Pour élargir le propos, la pratique de la sonification par les artistes, propose des formes singulières qu’aucune autre époque n’aurait pu produire. La conjonction de l’électricité, du numérique, de l’électronique et des dispositifs audio donne accès aux dimensions temporelles du monde, à la complexité de leur nature et de leur multidimensionnalité. Je parle ici simplement de géométrie des formes temporelles que l’on retrouve en météorologie ou en astrophysique par exemple. Et en ce sens le médium son, par la pratique de la sonification, élabore de multiples systèmes de représentation exclusivement contemporains.

Précisons que parler de météorologie ou de géophysique, oriente insidieusement le discours vers les sciences. Or si les sciences nourrissent mon imaginaire et ma connaissance, mon œuvre n’a cependant pas pour vocation d’illustrer les théories du chaos ou encore la topologie mathématique. Mais là aussi les interrelations entre disciplines sont assez complexes et subtiles : par exemple lorsque j’utilise un sismomètre pour réaliser une œuvre sonore, j’utilise bien un instrument conçu par les sciences et pour les sciences. Mon travail prend ainsi corps grâce à cette instrumentation tout en la détournant, pourtant, de sa fonction initiale.

Alors la production de l’œuvre est tendue dans un dialogue constant, une négociation intime, entre le projet préexistant à l’œuvre et le détournement des instruments utilisés qui lui donnent forme. Cette question est très vaste, je pense qu’on ne fait que l’effleurer ici.

En effet ! Mais ta réponse nous expose des dimensions importantes et complémentaires qui nous mènent à ta quête de sens.

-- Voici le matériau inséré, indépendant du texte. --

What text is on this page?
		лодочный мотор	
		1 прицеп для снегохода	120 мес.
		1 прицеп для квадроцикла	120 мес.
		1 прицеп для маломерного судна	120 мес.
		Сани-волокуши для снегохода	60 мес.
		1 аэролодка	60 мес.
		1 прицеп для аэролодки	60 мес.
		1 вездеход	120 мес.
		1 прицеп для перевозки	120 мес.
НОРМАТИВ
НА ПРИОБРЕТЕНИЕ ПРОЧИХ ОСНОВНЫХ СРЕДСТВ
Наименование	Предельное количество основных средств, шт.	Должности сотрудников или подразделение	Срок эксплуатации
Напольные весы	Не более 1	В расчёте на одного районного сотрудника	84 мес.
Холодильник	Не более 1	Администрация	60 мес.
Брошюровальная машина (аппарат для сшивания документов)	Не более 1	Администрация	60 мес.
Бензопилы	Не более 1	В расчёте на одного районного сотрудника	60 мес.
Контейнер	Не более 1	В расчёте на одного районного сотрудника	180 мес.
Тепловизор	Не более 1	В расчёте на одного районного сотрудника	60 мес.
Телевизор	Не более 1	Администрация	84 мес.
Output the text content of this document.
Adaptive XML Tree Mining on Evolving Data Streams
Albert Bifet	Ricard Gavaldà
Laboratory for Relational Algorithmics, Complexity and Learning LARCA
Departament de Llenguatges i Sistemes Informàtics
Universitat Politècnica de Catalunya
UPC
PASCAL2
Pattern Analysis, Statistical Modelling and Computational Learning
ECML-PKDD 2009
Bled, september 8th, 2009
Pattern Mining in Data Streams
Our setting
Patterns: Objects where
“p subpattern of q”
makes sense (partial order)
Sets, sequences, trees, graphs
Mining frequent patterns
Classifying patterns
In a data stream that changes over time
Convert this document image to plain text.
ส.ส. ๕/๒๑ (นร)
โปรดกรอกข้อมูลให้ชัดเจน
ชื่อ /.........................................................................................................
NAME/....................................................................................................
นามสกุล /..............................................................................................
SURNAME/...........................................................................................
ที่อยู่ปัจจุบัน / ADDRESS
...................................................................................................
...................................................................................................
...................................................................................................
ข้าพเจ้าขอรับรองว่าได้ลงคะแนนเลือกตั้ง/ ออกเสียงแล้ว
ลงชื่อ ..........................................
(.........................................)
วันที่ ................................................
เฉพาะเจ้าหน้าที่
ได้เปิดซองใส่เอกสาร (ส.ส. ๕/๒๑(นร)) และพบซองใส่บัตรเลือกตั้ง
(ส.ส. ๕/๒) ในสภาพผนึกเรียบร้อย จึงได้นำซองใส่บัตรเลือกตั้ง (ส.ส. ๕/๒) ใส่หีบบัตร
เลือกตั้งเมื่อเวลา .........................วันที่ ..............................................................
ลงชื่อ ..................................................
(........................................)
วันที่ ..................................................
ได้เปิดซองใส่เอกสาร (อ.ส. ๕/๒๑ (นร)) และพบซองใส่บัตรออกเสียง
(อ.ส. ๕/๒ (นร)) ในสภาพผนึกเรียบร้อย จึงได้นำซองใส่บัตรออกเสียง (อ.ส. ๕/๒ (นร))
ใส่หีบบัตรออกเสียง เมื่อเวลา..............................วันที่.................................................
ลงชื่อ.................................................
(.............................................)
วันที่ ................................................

Tu as écris :

« Cependant la spatialisation dans VERTICALE introduit une part de fiction, en mêlant des sonorités renvoyant à un « réel » audifié au sein d’une diffusion acoustique immersive et ascensionnelle. On pourrait alors parler d’une so(g)nification comme d’un songe sonore, à propos de ces images auditives qui prennent racine dans une relation tactile au réel, mais dont la mise en espace est une fiction6. »

Pourrais-tu nous expliquer le terme « So(g)nification » que tu as introduit ?

Sognification c’est tout d’abord un lapsus, un lapsus écrit, récurent lors de mes premières recherches sur ce domaine que j’ai d’emblée adopté, car il imbriquait tout à la fois : la sonification, le son, le rêve (qui se dit sognoen italien) et la signification. Plus tard, Jean Dubois,président de mon jury de thèse, m’a convaincue de le garder et de l’utiliser pour désigner la pratique de la sonification en art.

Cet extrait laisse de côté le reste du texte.